The Ravens are hoping to find another player of the caliber of Ogden or rookie linebacker Ray Lewis, who also was picked in the first round by the Ravens and finished as the team's leading tackler with 142.
"There was a time around the 1960s when the coaches did the scouting during the spring," said Phil Savage, the Ravens' director of college scouting. "But as the owners started investing more money into the players, more ways were created to cut down on mistakes in evaluating.
"Organizations now have whole scouting departments. You can get a copy of almost every game a player has played in college. The volumes of information has increased and a lot of it is computer-based."

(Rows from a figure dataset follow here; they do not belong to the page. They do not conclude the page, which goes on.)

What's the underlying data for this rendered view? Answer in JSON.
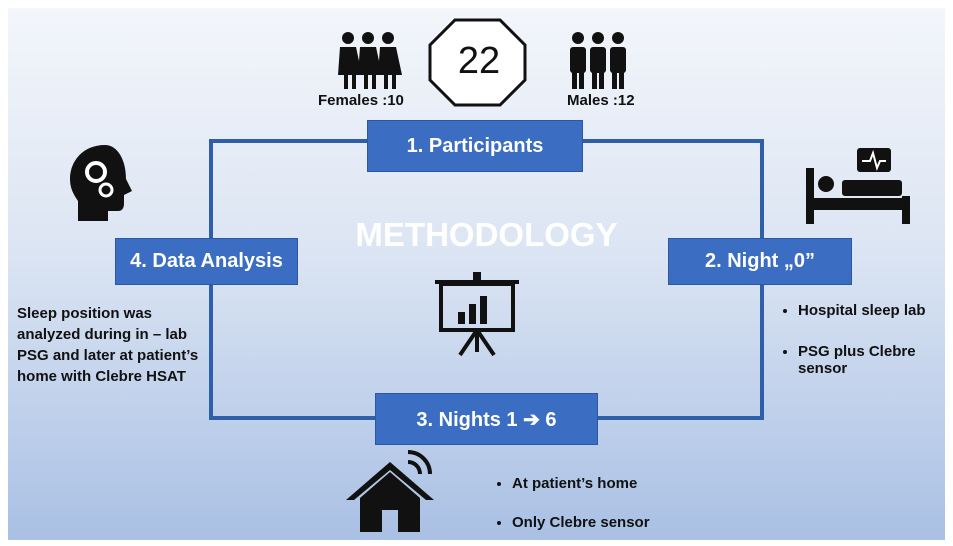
{
  "title": "METHODOLOGY",
  "participants": {
    "count": 22,
    "females": "Females :10",
    "males": "Males :12"
  },
  "steps": [
    {
      "label": "1. Participants"
    },
    {
      "label": "2. Night „0”",
      "bullets": [
        "Hospital sleep lab",
        "PSG plus Clebre sensor"
      ]
    },
    {
      "label": "3. Nights 1 ➔ 6",
      "bullets": [
        "At patient’s home",
        "Only Clebre sensor"
      ]
    },
    {
      "label": "4. Data Analysis",
      "description": "Sleep position was analyzed during in – lab PSG and later at patient’s home with Clebre HSAT"
    }
  ]
}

The Ravens will look specifically for defensive help, especially at the outside linebacker/defensive end and cornerback positions. Ravens owner Art Modell has said he has been impressed with Florida State defensive end Peter Boulware.
But despite the large number of evaluations, Ozzie Newsome, the team's vice president of player personnel, said he and coach Ted Marchibroda will interview 15 to 20 prospects, some of whom may include outside linebackers James Farrior of Virginia, Jason Taylor of Akron and Canute Curtis of West Virginia; USC defensive tackle Darrell Russell; and cornerbacks Shawn Springs of Ohio State and Chris Canty of Kansas State.
Players are asked to participate in seven stages at the combine, consisting of agility and speed tests, IQ, physicals, body measurements, personal interviews, weightlifting and still photographs in shorts.
Under former coach Bill Belichick and personal director Mike Lombardi, the former Cleveland Browns used more of the scientific input, including psychological studies, to evaluate players. The Ravens will stray more from that course this season.
"When Ted was hired and Ozzie was elevated to his new position, the emphasis was put on finding good solid football players who also had a solid character and liked to play football," said Savage. "It's very simple and basic, yet it keeps you away from the height, weight and speed guys who haven't played up to potential, but also away from guys who have great character but can't play."
The Ravens are far ahead of last year's pace when they didn't know if the team was going to move, who was going to be their coach or if the scouts had a job for next season.
"Last year's combine was a blur," said Savage, whose scouting group went to the combine without Belichick or Lombardi. "But as of now, I think we've had some type of personal contact already with every player who is going to be at the combine. We get one more look, and usually after February, guys don't move up too much on the draft board.
"We've got the fourth pick, a chance to get a player that can make inroads on our team. The fall season is a pretty hectic time for us, but our ballgame is played on April 19 and 20. That's when we have to reach a consensus."